Personal information
- Full name: James Arthur Margolis
- Born: July 17, 1936 New York, New York, U.S.
- Died: May 13, 2025 (aged 88) White Plains, New York, U.S.

Sport
- Sport: Fencing
- Event: Epee
- College team: Columbia University

= James Margolis =

American fencer (1936–2025)

James Arthur Margolis (July 17, 1936 – May 13, 2025) was an American Olympic épée fencer.

==Early life==
Margolis was born in New York, New York, and is Jewish. His brother Don also fenced for Columbia University, coming in third in the NCAA nationals in épée in 1963. He later lived in Teaneck, New Jersey.

==Fencing career==
He fenced for the Columbia Lions fencing team. Margolis was the 1957 NCAA épée champion, as well as the 1957 IFA champion, fencing as a junior for Columbia University, from which he graduated in 1958. He was All-Ivy League in 1957 and 1958, All-American in 1957, and Eastern Champion in épée in 1957. He then joined the U.S. Navy, and became a Lieutenant.

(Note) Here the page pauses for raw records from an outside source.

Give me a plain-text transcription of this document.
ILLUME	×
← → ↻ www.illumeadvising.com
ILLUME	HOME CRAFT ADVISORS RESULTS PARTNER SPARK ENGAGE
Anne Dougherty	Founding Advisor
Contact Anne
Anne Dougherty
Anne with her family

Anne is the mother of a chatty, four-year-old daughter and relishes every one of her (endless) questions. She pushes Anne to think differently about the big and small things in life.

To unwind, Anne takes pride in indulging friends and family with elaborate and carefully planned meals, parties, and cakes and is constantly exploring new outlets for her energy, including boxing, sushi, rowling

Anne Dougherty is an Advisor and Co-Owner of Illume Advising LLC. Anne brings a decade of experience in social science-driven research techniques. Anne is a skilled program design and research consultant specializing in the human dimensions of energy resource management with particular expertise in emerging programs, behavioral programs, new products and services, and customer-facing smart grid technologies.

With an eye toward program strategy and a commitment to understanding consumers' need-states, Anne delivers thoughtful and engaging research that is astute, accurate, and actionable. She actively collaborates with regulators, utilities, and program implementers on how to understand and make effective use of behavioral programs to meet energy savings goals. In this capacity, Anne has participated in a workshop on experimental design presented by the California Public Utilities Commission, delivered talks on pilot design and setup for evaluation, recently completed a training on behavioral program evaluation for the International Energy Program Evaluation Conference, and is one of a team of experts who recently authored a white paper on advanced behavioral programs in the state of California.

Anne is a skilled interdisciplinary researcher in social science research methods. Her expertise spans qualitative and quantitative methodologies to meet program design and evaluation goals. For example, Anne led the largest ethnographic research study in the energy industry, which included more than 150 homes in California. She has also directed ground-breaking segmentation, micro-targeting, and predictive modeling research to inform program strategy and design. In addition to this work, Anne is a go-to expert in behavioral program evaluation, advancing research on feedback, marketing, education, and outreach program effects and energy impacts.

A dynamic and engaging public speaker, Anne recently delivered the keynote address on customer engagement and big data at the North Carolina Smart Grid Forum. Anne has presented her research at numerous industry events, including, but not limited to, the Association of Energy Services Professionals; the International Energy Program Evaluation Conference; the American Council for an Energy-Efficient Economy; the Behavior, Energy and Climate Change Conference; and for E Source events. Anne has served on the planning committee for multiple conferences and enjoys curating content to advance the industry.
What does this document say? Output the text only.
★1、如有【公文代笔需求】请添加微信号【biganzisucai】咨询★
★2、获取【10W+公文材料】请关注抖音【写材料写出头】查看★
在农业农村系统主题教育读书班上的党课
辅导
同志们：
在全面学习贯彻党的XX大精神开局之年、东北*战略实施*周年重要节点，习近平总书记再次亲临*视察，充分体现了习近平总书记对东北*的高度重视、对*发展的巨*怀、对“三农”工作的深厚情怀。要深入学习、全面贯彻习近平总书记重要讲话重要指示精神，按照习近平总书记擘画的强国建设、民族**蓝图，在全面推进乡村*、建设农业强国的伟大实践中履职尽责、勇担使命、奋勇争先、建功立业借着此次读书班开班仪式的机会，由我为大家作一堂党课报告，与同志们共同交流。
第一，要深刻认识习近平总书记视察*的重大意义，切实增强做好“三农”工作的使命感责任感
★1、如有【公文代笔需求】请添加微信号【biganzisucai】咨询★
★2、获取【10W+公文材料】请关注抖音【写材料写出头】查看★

In 1960, Margolis placed third in epee at the Amateur Fencers League of America (AFLA) national tournament.

Margolis also competed on behalf of the United States in the individual and team épée events at the 1960 Summer Olympics in Rome. He was the Ivy League's first Olympian in fencing.

He competed in the 1960 Pan American Games. Margolis won a gold medal in team épée at the 1963 Pan American Games.

Margolis was inducted into the Columbia University Athletics Hall of Fame.

After his fencing career concluded, Margolis worked in the life insurance business for 40 years, and served as manager at the Brookline Emergency Food Pantry, a food shelter for individuals, families, and seniors in need.

== Death ==
Margolis died on May 13, 2025 in White Plains, New York, at the age of 88.